Airbyte fitted these requirements pretty well, so we started our POC again deploying to our production environment. This journey was a little bumpier than some of our others, with one of our data engineers submitting over 10 PRs to the project remediating some issues with the MSSQL connector. The Airbyte community and core maintainers are really active and supportive, so getting the changes merged was not a problem.
That aside, we’re really happy with where we landed. Ingestion is quick, it’s stable, and it meets our needs. We’re doing hourly ingestion from a number of databases big and small and we haven’t needed to touch this much after the initial setup.
Decision #6–Data Egress
We started a conversation with Census in this space back in the early days when we were looking at Snowflake and dbt, although this is one of the most recent additions to the data stack.
We ended up waiting until we had a number of use cases we could solve with this tool to make the business case and get this across the line. We ended up doing a full POC on Grouparoo and Census. Grouparoo is an open-source project recently acquired by Airbyte, due to our existing experience with that project and our preference for open-source solutions it made sense to see if this would work for us. While Grouparoo initially looked promising, we decided we weren’t comfortable with its maturity. The issues here were primarily due to connection instability during scaling and the methodology for existing record checks in the Braze connector.
I can’t wait to see what Airbyte does with Grouparoo in the near future, but it didn’t fit our needs at the time of evaluation. A lot of our use cases for data egress revolve around shipping data into Braze, our CRM platform.
The key aspects we were evaluating are below:
- Sub-3-hour updating of 4 million records in Braze
- Robust updating of only records that have changed (Braze charges per data point updated so this is a must for cost efficiency)
- Friendly UI to empower product and marketing teams to control what data ships where.
We were delighted with Census from the start and decided to move forward with them — a decision we’re really happy with. Since then, we have started working on some creative aspects with their segment builder empowering our product and marketing teams, which I’m sure we’ll share in a future blog post.
Top tips here:
- Triggering Census syncs post-completion of dbt jobs is your friend for seamless integration.

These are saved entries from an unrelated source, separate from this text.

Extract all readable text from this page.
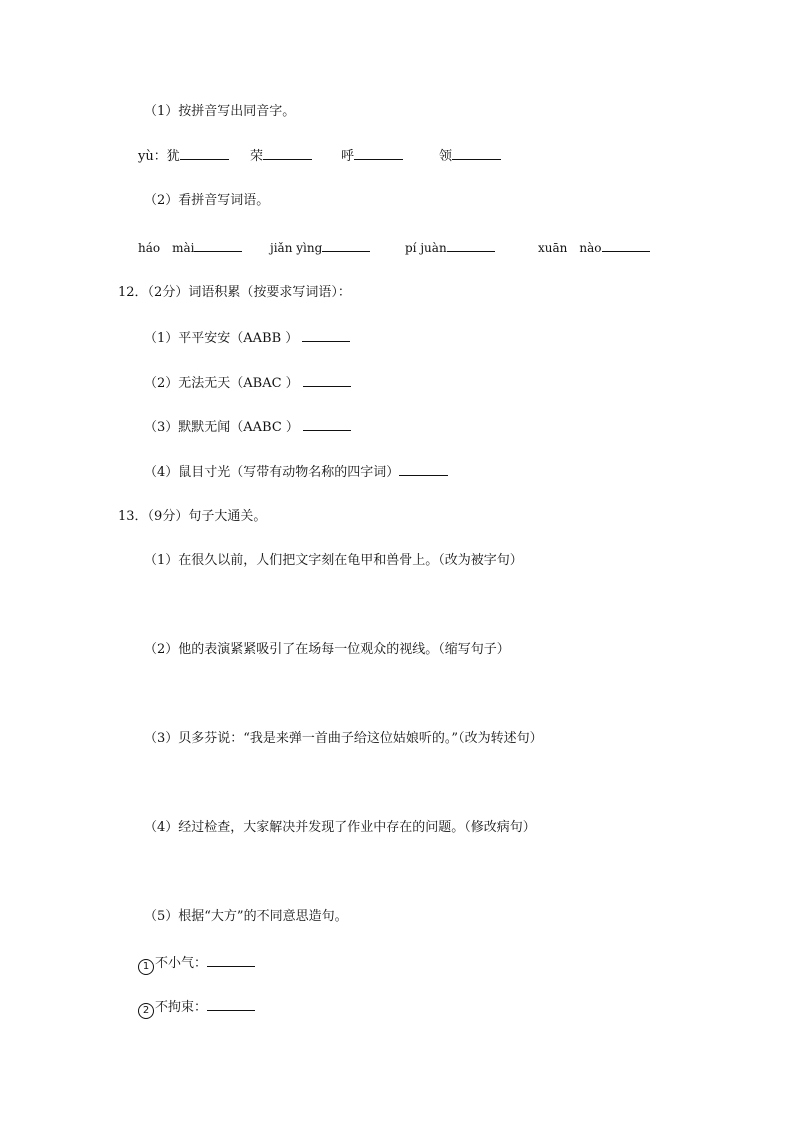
（1）按拼音写出同音字。
yù：犹	荣	呼	领
（2）看拼音写词语。
háo　mài	jiǎn yìng	pí juàn	xuān　nào
12．（2分）词语积累（按要求写词语）：
（1）平平安安（AABB ）
（2）无法无天（ABAC ）
（3）默默无闻（AABC ）
（4）鼠目寸光（写带有动物名称的四字词）
13．（9分）句子大通关。
（1）在很久以前，人们把文字刻在龟甲和兽骨上。（改为被字句）
（2）他的表演紧紧吸引了在场每一位观众的视线。（缩写句子）
（3）贝多芬说：“我是来弹一首曲子给这位姑娘听的。”（改为转述句）
（4）经过检查，大家解决并发现了作业中存在的问题。（修改病句）
（5）根据“大方”的不同意思造句。
1 不小气：
2 不拘束：
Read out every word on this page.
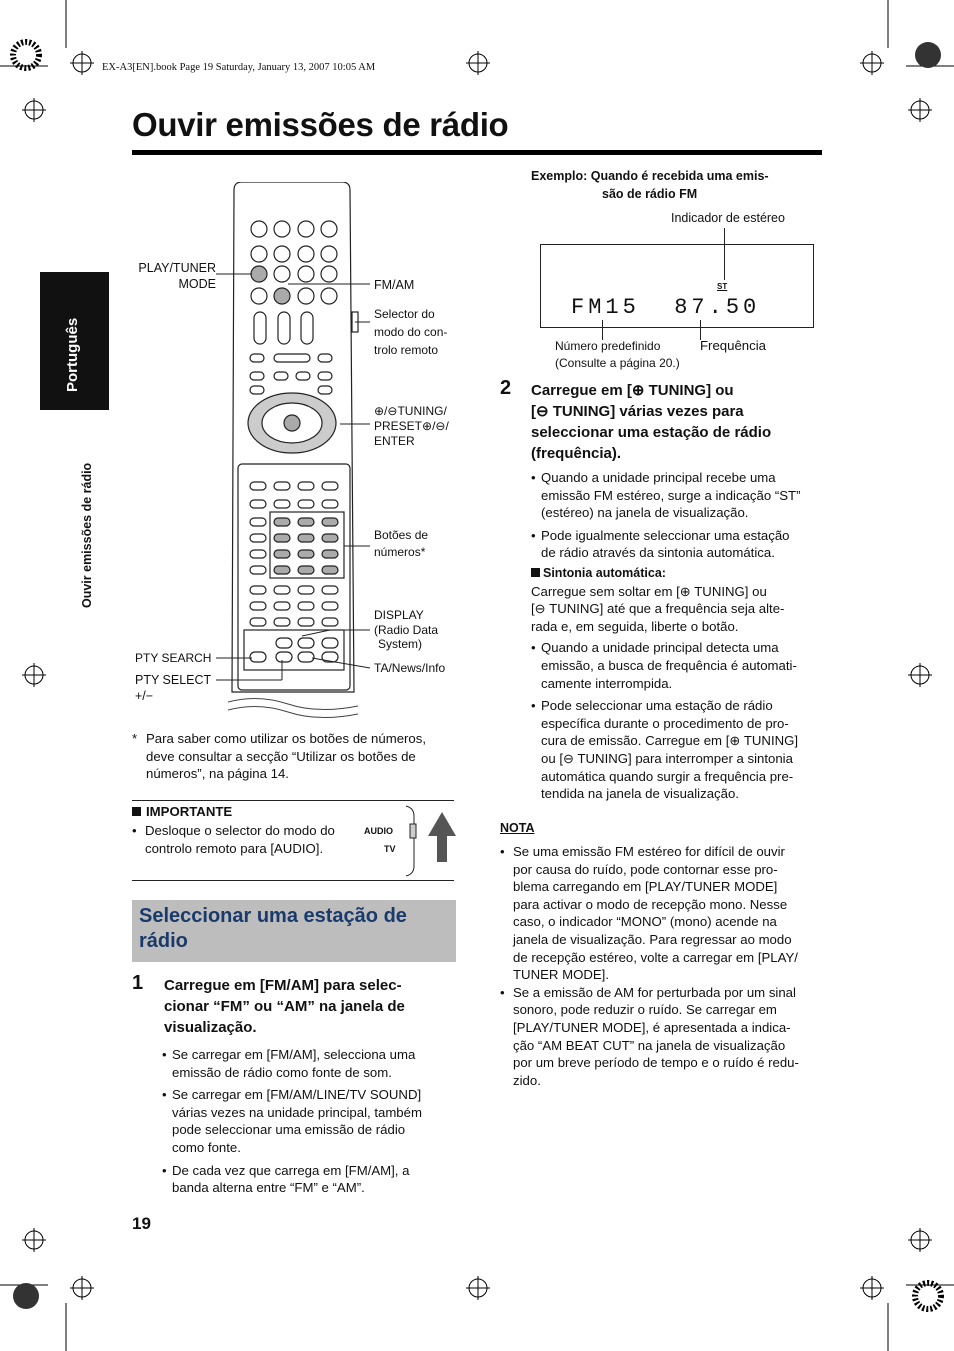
EX-A3[EN].book Page 19 Saturday, January 13, 2007 10:05 AM
Ouvir emissões de rádio
Português
Ouvir emissões de rádio
PLAY/TUNER
MODE	FM/AM
Selector do
modo do con-
trolo remoto
⊕/⊖TUNING/
PRESET⊕/⊖/
ENTER
Botões de
números*
DISPLAY
(Radio Data
System)
PTY SEARCH
TA/News/Info
PTY SELECT
+/−
* Para saber como utilizar os botões de números,
deve consultar a secção “Utilizar os botões de
números”, na página 14.
IMPORTANTE
• Desloque o selector do modo do
controlo remoto para [AUDIO].
AUDIO
TV
Seleccionar uma estação de
rádio
1 Carregue em [FM/AM] para selec-
cionar “FM” ou “AM” na janela de
visualização.
• Se carregar em [FM/AM], selecciona uma
emissão de rádio como fonte de som.
• Se carregar em [FM/AM/LINE/TV SOUND]
várias vezes na unidade principal, também
pode seleccionar uma emissão de rádio
como fonte.
• De cada vez que carrega em [FM/AM], a
banda alterna entre “FM” e “AM”.
19
Exemplo: Quando é recebida uma emis-
são de rádio FM
Indicador de estéreo
ST
FM15  87.50
Número predefinido
(Consulte a página 20.)
Frequência
2 Carregue em [⊕ TUNING] ou
[⊖ TUNING] várias vezes para
seleccionar uma estação de rádio
(frequência).
• Quando a unidade principal recebe uma
emissão FM estéreo, surge a indicação “ST”
(estéreo) na janela de visualização.
• Pode igualmente seleccionar uma estação
de rádio através da sintonia automática.
Sintonia automática:
Carregue sem soltar em [⊕ TUNING] ou
[⊖ TUNING] até que a frequência seja alte-
rada e, em seguida, liberte o botão.
• Quando a unidade principal detecta uma
emissão, a busca de frequência é automati-
camente interrompida.
• Pode seleccionar uma estação de rádio
específica durante o procedimento de pro-
cura de emissão. Carregue em [⊕ TUNING]
ou [⊖ TUNING] para interromper a sintonia
automática quando surgir a frequência pre-
tendida na janela de visualização.
NOTA
• Se uma emissão FM estéreo for difícil de ouvir
por causa do ruído, pode contornar esse pro-
blema carregando em [PLAY/TUNER MODE]
para activar o modo de recepção mono. Nesse
caso, o indicador “MONO” (mono) acende na
janela de visualização. Para regressar ao modo
de recepção estéreo, volte a carregar em [PLAY/
TUNER MODE].
• Se a emissão de AM for perturbada por um sinal
sonoro, pode reduzir o ruído. Se carregar em
[PLAY/TUNER MODE], é apresentada a indica-
ção “AM BEAT CUT” na janela de visualização
por um breve período de tempo e o ruído é redu-
zido.
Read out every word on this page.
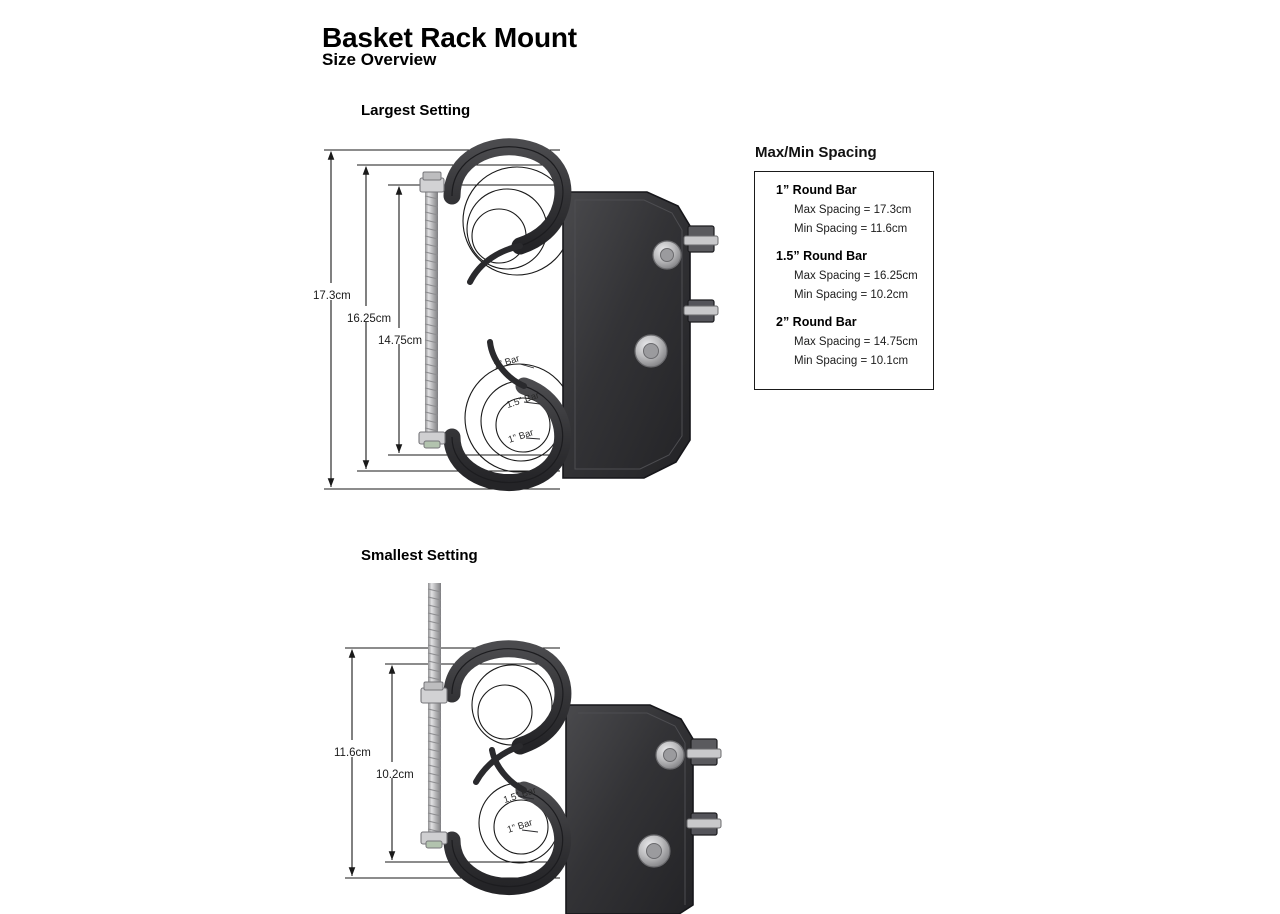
Basket Rack Mount
Size Overview
Largest Setting
Smallest Setting
Max/Min Spacing
1” Round Bar
Max Spacing = 17.3cm
Min Spacing = 11.6cm
1.5” Round Bar
Max Spacing = 16.25cm
Min Spacing = 10.2cm
2” Round Bar
Max Spacing = 14.75cm
Min Spacing = 10.1cm
17.3cm
16.25cm
14.75cm
2” Bar
1.5” Bar
1” Bar
11.6cm
10.2cm
1.5” Bar
1” Bar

- Entity models have been released recently. These are game-changing when it comes to enabling non-technical people to create segments that would normally need to do complex joins across a large number of data sources.
What’s next?
The above forms the core of the data platform at Zip.
However, I view this as really just the entry ticket into being a modern data-led company. We’re currently well underway with a host of next-phase activities built on a strong foundation:
- Enabling our data science teams with Feast as a feature store
- Visualising model performance using Streamlit applications
- Evaluating data catalogue options to move data trust and data definitions from being predominately tribal knowledge to explicitly documented and easily accessible
- Monitoring and alerting for data SLA breaches, data profiling and core funnel performance across 40k merchants.
I’m proud to have been part of the journey of modernising the data stack at Zip, and couldn’t have done it without the outstanding effort of the data engineering team (special shout out to Adam Schmidt, Kiran Reddy, Nick Heron, Thomas Gao, Alex Crawford, Frank Fernando and Sivakumar Ramaswamy), data analytics team, and data science teams. Additionally, this would not have been possible without the data leadership at Zip (Tal Bergman — Director of Data and Analytics and Adam Finger — CIO) recognising the opportunity in this space and backing our journey into it.